Thursday, April 26, 2012

Bloated, tired, cramps like no tomorrow, and so so so much loss of blood.

I'm sorry to gross people out and be honest about natural things, but I didn't see this coming as a hinder to weight loss.

I had been going strong all week. I got my period on Sunday, and even ran a 5k with a fellow AF cadet, ran Monday, and then? Boooooom. Ain't gonna run because it'll kill you set in. I don't get periods on a regular cycle, so I started taking Desogen to start getting one every month. Now I don't know if this is a good idea.

I started at 148, but after a whole week of eating right and doing a phenomenal job at continuing to exercise daily and for 30 min 3x a week, I got on the scale Tuesday morning (third day into my period) feeling heavy as a rock from doing strength training and fat (which I now know was bloated-ness) and I gained a pound! I weighed in at 149.4 lbs.
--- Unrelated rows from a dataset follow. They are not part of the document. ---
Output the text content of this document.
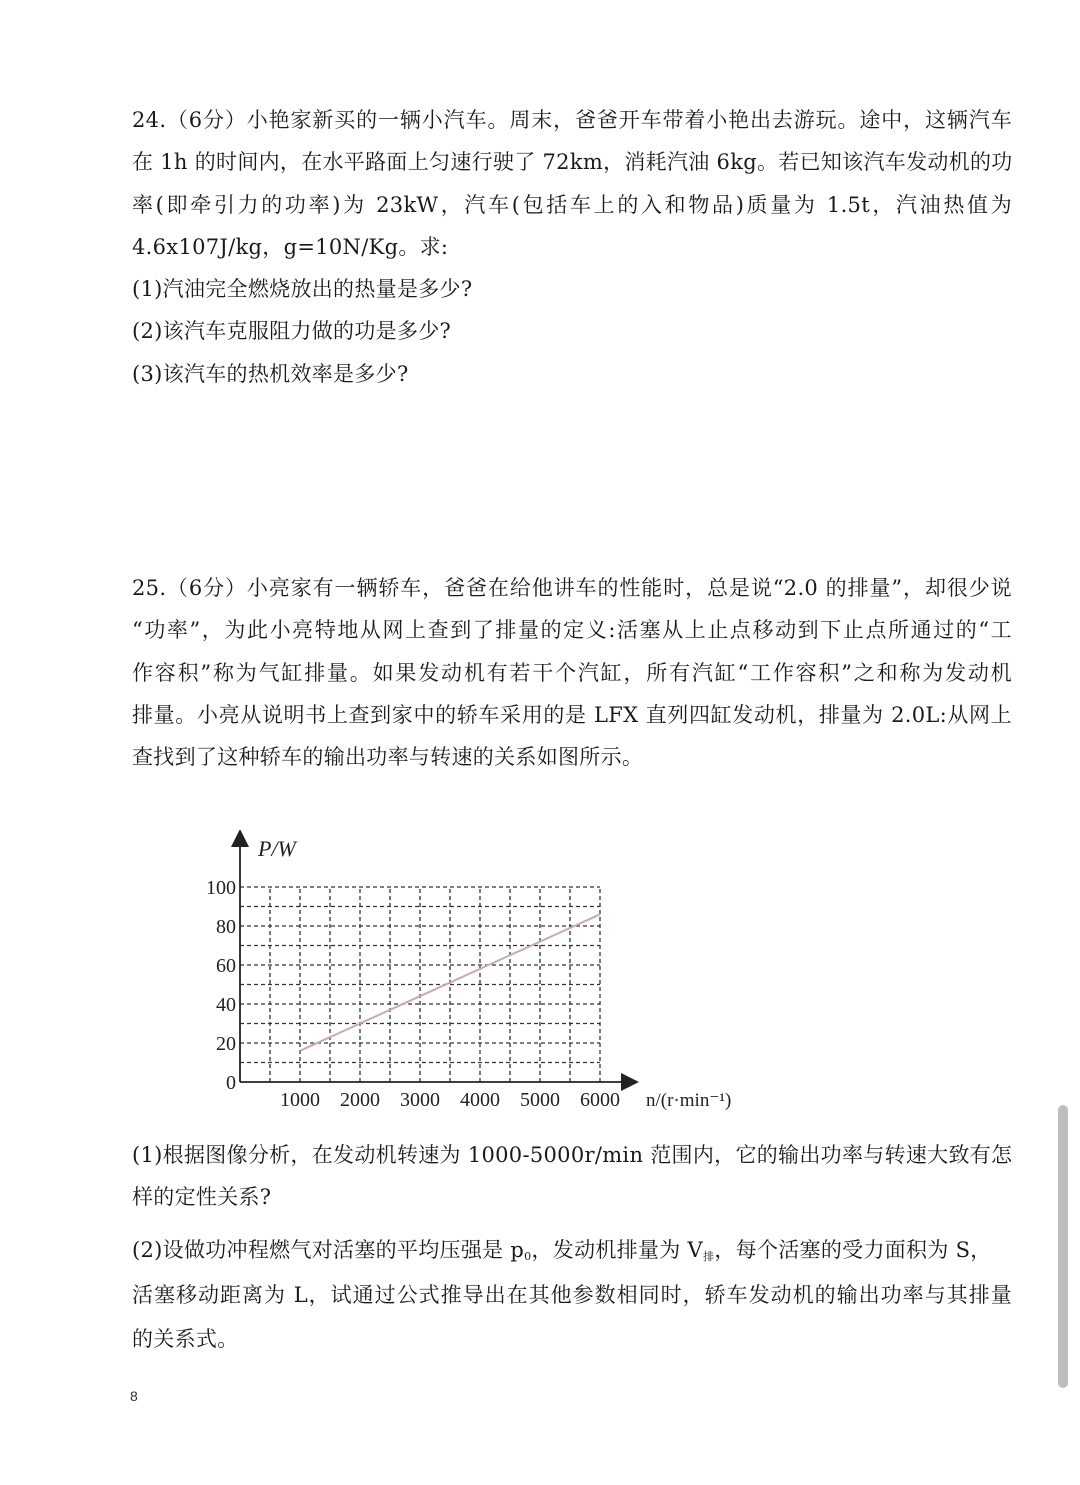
24.（6分）小艳家新买的一辆小汽车。周末，爸爸开车带着小艳出去游玩。途中，这辆汽车
在 1h 的时间内，在水平路面上匀速行驶了 72km，消耗汽油 6kg。若已知该汽车发动机的功
率(即牵引力的功率)为 23kW，汽车(包括车上的入和物品)质量为 1.5t，汽油热值为
4.6x107J/kg，g=10N/Kg。求:
(1)汽油完全燃烧放出的热量是多少?
(2)该汽车克服阻力做的功是多少?
(3)该汽车的热机效率是多少?
25.（6分）小亮家有一辆轿车，爸爸在给他讲车的性能时，总是说“2.0 的排量”，却很少说
“功率”，为此小亮特地从网上查到了排量的定义:活塞从上止点移动到下止点所通过的“工
作容积”称为气缸排量。如果发动机有若干个汽缸，所有汽缸“工作容积”之和称为发动机
排量。小亮从说明书上查到家中的轿车采用的是 LFX 直列四缸发动机，排量为 2.0L:从网上
查找到了这种轿车的输出功率与转速的关系如图所示。
P/W
n/(r·min⁻¹)
0
20
40
60
80
100
1000 2000 3000 4000 5000 6000
(1)根据图像分析，在发动机转速为 1000-5000r/min 范围内，它的输出功率与转速大致有怎
样的定性关系?
(2)设做功冲程燃气对活塞的平均压强是 $p_0$，发动机排量为 $V_排$，每个活塞的受力面积为 S，
活塞移动距离为 L，试通过公式推导出在其他参数相同时，轿车发动机的输出功率与其排量
的关系式。
8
Felt like a failure and couldn't convince my deep down feelings that it wasn't true.
I was thinking about it yesterday on the way home, and, thought, "can you tell yourself positive things and gradually over time start to believe them even if they're hard to believe?" I don't know. I know negative harmful things are easy to believe even when they aren't true. But, positive things repeated verbally again and again? I don't know. I feel like I wouldn't accept the truth of it even after repeating it again and again and again because deep down at the start I hadn't believed the truth.

I want to test this idea of positive thinking. I want it to work. I think I'm scared of putting myself up and eventually stepping out of my shell into a world where people see who I am and I have nothing to hide behind mentally. I am just me and my positive thoughts. God, I cant do this without You. Lord, You know I need You.

Savior, help me break this mental barrier keeping me from being who I am, who I haven't been in a really long time. Let my strength like a child come out. I have power in You alone, God. I can't do this without, and because of that, Your glory will show. Help me praise You. Amen.